TRIP funds may be suitable investments in qualified or non-qualified asset categories. Accordingly, many investors may seek tax shelter by purchasing TRIP shares withing 529 plans, trusts or other tax sheltered accounts. As each school with contractual obligations, such as U.S. University, repays TRIP2019 at current tuition rates, funds are distributed back to investors and TRIP2019 is terminated. In this example, the amounts distributed back to Katrina could be used to finance her education at any school. Should she decide not to attend college or selects a less expensive university, the remaining cash could be used at, and according to, the discretion of the account owner.

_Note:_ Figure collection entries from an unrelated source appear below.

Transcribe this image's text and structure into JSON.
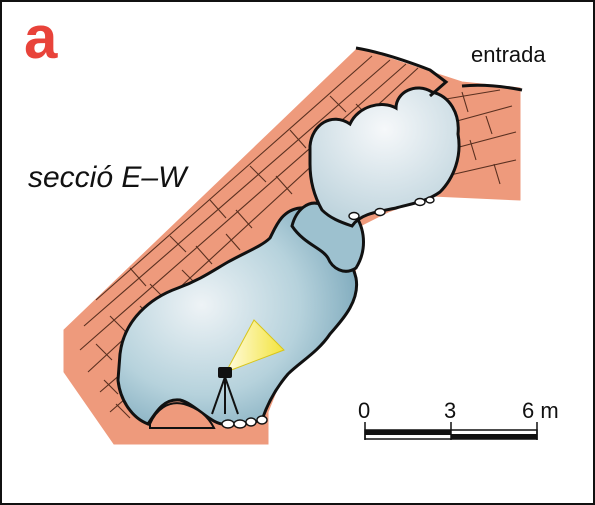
{
  "panel_label": "a",
  "entrance_label": "entrada",
  "section_label": "secció  E–W",
  "scale_bar": {
    "ticks": [
      "0",
      "3",
      "6 m"
    ]
  },
  "colors": {
    "rock": "#ee9a7c",
    "cave_interior": "#a8ccd8",
    "cave_highlight": "#e8eef2",
    "light_cone": "#f7ee55",
    "panel_letter": "#e8433a"
  }
}
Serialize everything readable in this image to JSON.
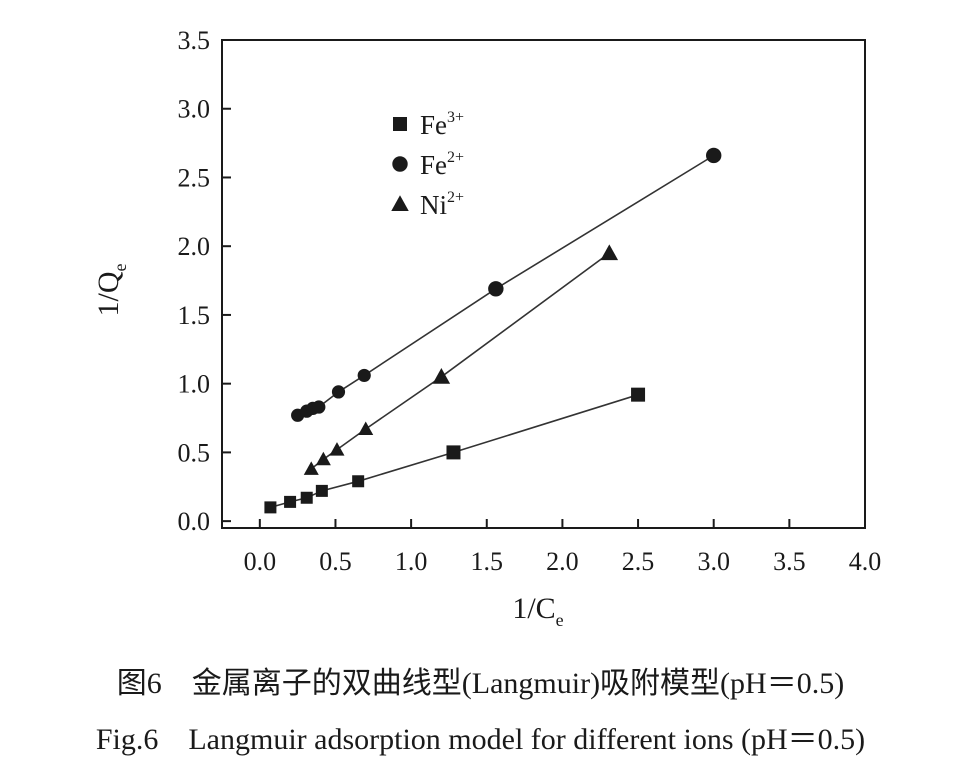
{
  "chart_data": {
    "type": "scatter",
    "xlabel": {
      "main": "1/C",
      "sub": "e"
    },
    "ylabel": {
      "main": "1/Q",
      "sub": "e"
    },
    "xlim": [
      -0.25,
      4.0
    ],
    "ylim": [
      -0.05,
      3.5
    ],
    "x_ticks": [
      "0.0",
      "0.5",
      "1.0",
      "1.5",
      "2.0",
      "2.5",
      "3.0",
      "3.5",
      "4.0"
    ],
    "y_ticks": [
      "0.0",
      "0.5",
      "1.0",
      "1.5",
      "2.0",
      "2.5",
      "3.0",
      "3.5"
    ],
    "legend_position": "top-left",
    "series": [
      {
        "name": {
          "main": "Fe",
          "sup": "3+"
        },
        "marker": "square",
        "points": [
          [
            0.07,
            0.1
          ],
          [
            0.2,
            0.14
          ],
          [
            0.31,
            0.17
          ],
          [
            0.41,
            0.22
          ],
          [
            0.65,
            0.29
          ],
          [
            1.28,
            0.5
          ],
          [
            2.5,
            0.92
          ]
        ],
        "fit": [
          [
            0.07,
            0.1
          ],
          [
            2.5,
            0.92
          ]
        ]
      },
      {
        "name": {
          "main": "Fe",
          "sup": "2+"
        },
        "marker": "circle",
        "points": [
          [
            0.25,
            0.77
          ],
          [
            0.31,
            0.8
          ],
          [
            0.35,
            0.82
          ],
          [
            0.39,
            0.83
          ],
          [
            0.52,
            0.94
          ],
          [
            0.69,
            1.06
          ],
          [
            1.56,
            1.69
          ],
          [
            3.0,
            2.66
          ]
        ],
        "fit": [
          [
            0.25,
            0.77
          ],
          [
            3.0,
            2.66
          ]
        ]
      },
      {
        "name": {
          "main": "Ni",
          "sup": "2+"
        },
        "marker": "triangle",
        "points": [
          [
            0.34,
            0.38
          ],
          [
            0.42,
            0.45
          ],
          [
            0.51,
            0.52
          ],
          [
            0.7,
            0.67
          ],
          [
            1.2,
            1.05
          ],
          [
            2.31,
            1.95
          ]
        ],
        "fit": [
          [
            0.34,
            0.38
          ],
          [
            2.31,
            1.95
          ]
        ]
      }
    ]
  },
  "caption": {
    "cn": "图6　金属离子的双曲线型(Langmuir)吸附模型(pH＝0.5)",
    "en": "Fig.6　Langmuir adsorption model for different ions (pH＝0.5)"
  }
}
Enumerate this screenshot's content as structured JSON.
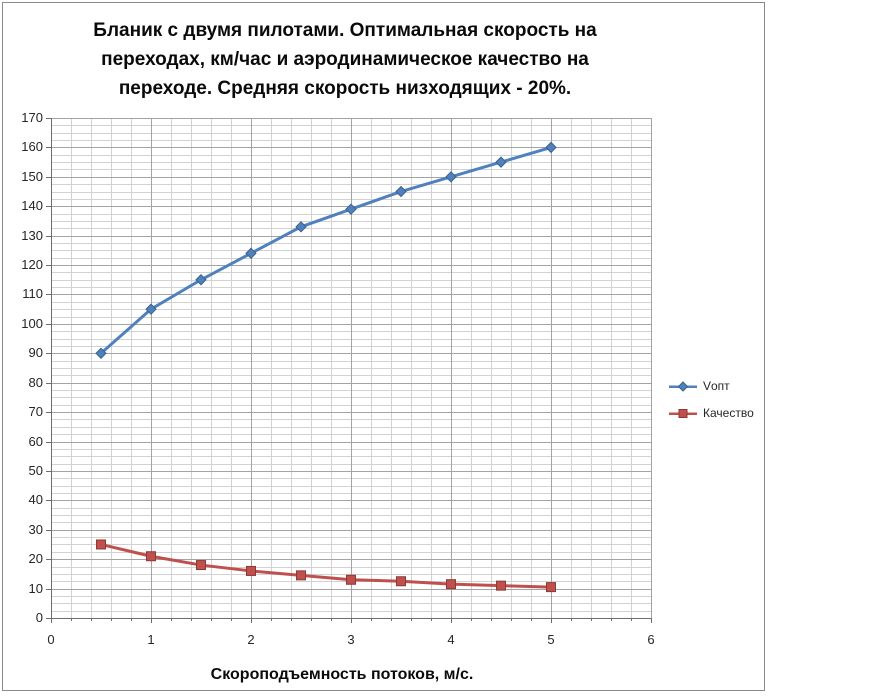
{
  "chart": {
    "title_lines": [
      "Бланик с двумя пилотами. Оптимальная скорость на",
      "переходах, км/час и аэродинамическое качество на",
      "переходе. Средняя скорость низходящих - 20%."
    ],
    "x_axis_title": "Скороподъемность потоков, м/с."
  },
  "chart_data": {
    "type": "line",
    "title": "Бланик с двумя пилотами. Оптимальная скорость на переходах, км/час и аэродинамическое качество на переходе. Средняя скорость низходящих - 20%.",
    "xlabel": "Скороподъемность потоков, м/с.",
    "ylabel": "",
    "x": [
      0.5,
      1,
      1.5,
      2,
      2.5,
      3,
      3.5,
      4,
      4.5,
      5
    ],
    "series": [
      {
        "name": "Vопт",
        "marker": "diamond",
        "color": "#4F81BD",
        "edge": "#39618C",
        "values": [
          90,
          105,
          115,
          124,
          133,
          139,
          145,
          150,
          155,
          160
        ]
      },
      {
        "name": "Качество",
        "marker": "square",
        "color": "#C0504D",
        "edge": "#8E3835",
        "values": [
          25,
          21,
          18,
          16,
          14.5,
          13,
          12.5,
          11.5,
          11,
          10.5
        ]
      }
    ],
    "xlim": [
      0,
      6
    ],
    "ylim": [
      0,
      170
    ],
    "x_ticks": [
      0,
      1,
      2,
      3,
      4,
      5,
      6
    ],
    "y_ticks": [
      0,
      10,
      20,
      30,
      40,
      50,
      60,
      70,
      80,
      90,
      100,
      110,
      120,
      130,
      140,
      150,
      160,
      170
    ],
    "x_minor_step": 0.2,
    "y_minor_step": 2.5,
    "grid": true,
    "legend_position": "right"
  },
  "colors": {
    "background": "#FFFFFF",
    "frame_border": "#8A8A8A",
    "axis": "#6E6E6E",
    "major_grid": "#A3A3A3",
    "minor_grid": "#D2D2D2",
    "text": "#262626"
  }
}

One theoretical construction for TRIP is that of a Unit Investment Trust (UIT). A UIT is a trust that holds a fixed portfolio of securities that are offered in “unit” increments. Investors receive a share of the trust's earned incone, if any, and their share of the holdings at the trust's maturity. Unlike a mutual fund, a UIT is created for a specific length of time and is a fixed portfolio, meaning that the UIT's securities will not be sold or new ones bought, except in certain limited situations.
A UIT typically issues shares redeemable only at maturity. Unlike a mutual fund, that trust does not typically redeem investor shares prior to maturity.
A UIT typically will make a one-time “public offering” of only a specific, fixed number of units, like closed-end funds.
A UIT will have a specified termination date, which is established when the UIT is created. Some UlTs may terminate more than fifty years after they are created. In the case of a UIT investing in bonds, for example, the termination date may be determined by the maturity date of the bond investments. When a UIT terminates, any remaining investment portfolio securities are sold and the proceeds are paid to the investors.
A UIT does not actively trade its investment portfolio. That is, a UIT buys a relatively fixed portfolio of securities, for example, five, ten, or twenty specific stocks or bonds, and holds them with little or no change for the life of the UIT. Because the investment portfolio of a UIT generally is fixed, investors generally know what they are investing in for the duration of their investment. Investors will find the portfolio securities held by the UIT listed in its prospectus.
The invention is not limited to the particular embodiments described and depicted herein, rather only to the following claims.